Volume 24, No. 5: S&P 500: 2014 Untaxed Foreign Earnings
All good things must end – but until then, party on. Or as a former Citigroup CEO famously said of leveraged lending, circa 2007: “…as long as the music is playing, you’ve got to get up and dance. We’re still dancing.”
When it comes to maximizing earnings by minimizing taxes, the music will never stop playing – only the tune will change. Unless the corporate income tax is repealed (don’t hold your breath), managers who have the duty and incentive to maximize the earnings for shareholders will have a complementary duty and incentive to minimize taxes.
While there seems to be no appetite for tax reform at the moment, there’s not much mystery these days to the way the untaxed foreign earnings game is played – and politicians are starting to be more vigilant about overseas inversions of U.S. companies for the purpose of lowering taxes. For example, last September saw the issuance of Treasury and Internal Revenue Service interpretations that killed the AbbVie/Shire deal. No notable inversion has occurred since.
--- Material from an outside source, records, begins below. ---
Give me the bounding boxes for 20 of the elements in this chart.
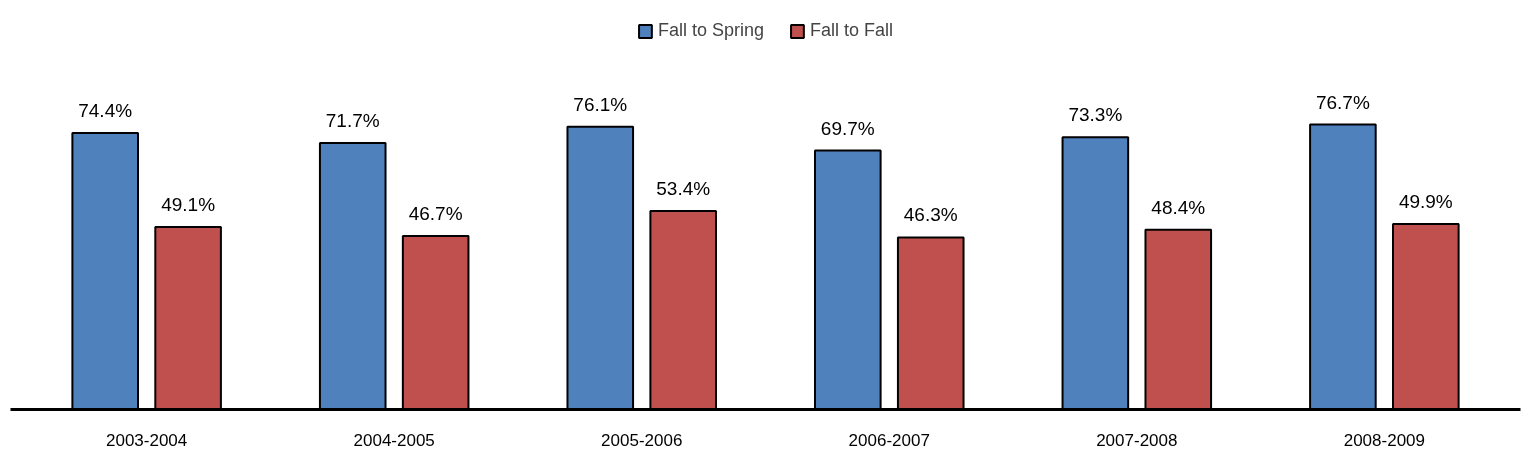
data-label: 76.1% [573,93,628,115]
data-label: 46.3% [903,204,958,226]
legend-label: Fall to Spring [657,20,765,41]
x-tick-label: 2006-2007 [848,430,930,450]
data-label: 71.7% [325,110,380,132]
legend-label: Fall to Fall [810,20,894,41]
data-label: 74.4% [78,100,133,122]
data-label: 69.7% [820,117,875,139]
data-label: 76.7% [1315,91,1370,113]
data-label: 48.4% [1151,196,1206,218]
data-label: 46.7% [408,202,463,224]
data-label: 49.9% [1398,191,1453,213]
x-tick-label: 2005-2006 [601,430,683,450]
x-tick-label: 2007-2008 [1096,430,1178,450]
data-label: 73.3% [1068,104,1123,126]
x-tick-label: 2008-2009 [1343,430,1426,450]
data-label: 49.1% [161,194,216,216]
data-label: 53.4% [656,178,711,200]
x-tick-label: 2004-2005 [353,430,435,450]
x-tick-label: 2003-2004 [106,430,188,450]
The pool of cumulative untaxed foreign earnings for 322 companies in the S&P 500 is now over $2.1trillion. Just last year’s untaxed foreign earnings totaled $182.4 billion – about 19% of the total net income for the index firms. If you’re worried about a company’s dependency on untaxed foreign earnings, it might not be a bad idea to start adding a pro forma deferred tax on foreign earnings when assessing a company’s earnings reports. In 2014, that pro forma charge would have sliced almost 9% from the earnings of affected companies – and over 6% from the total S&P 500 earnings.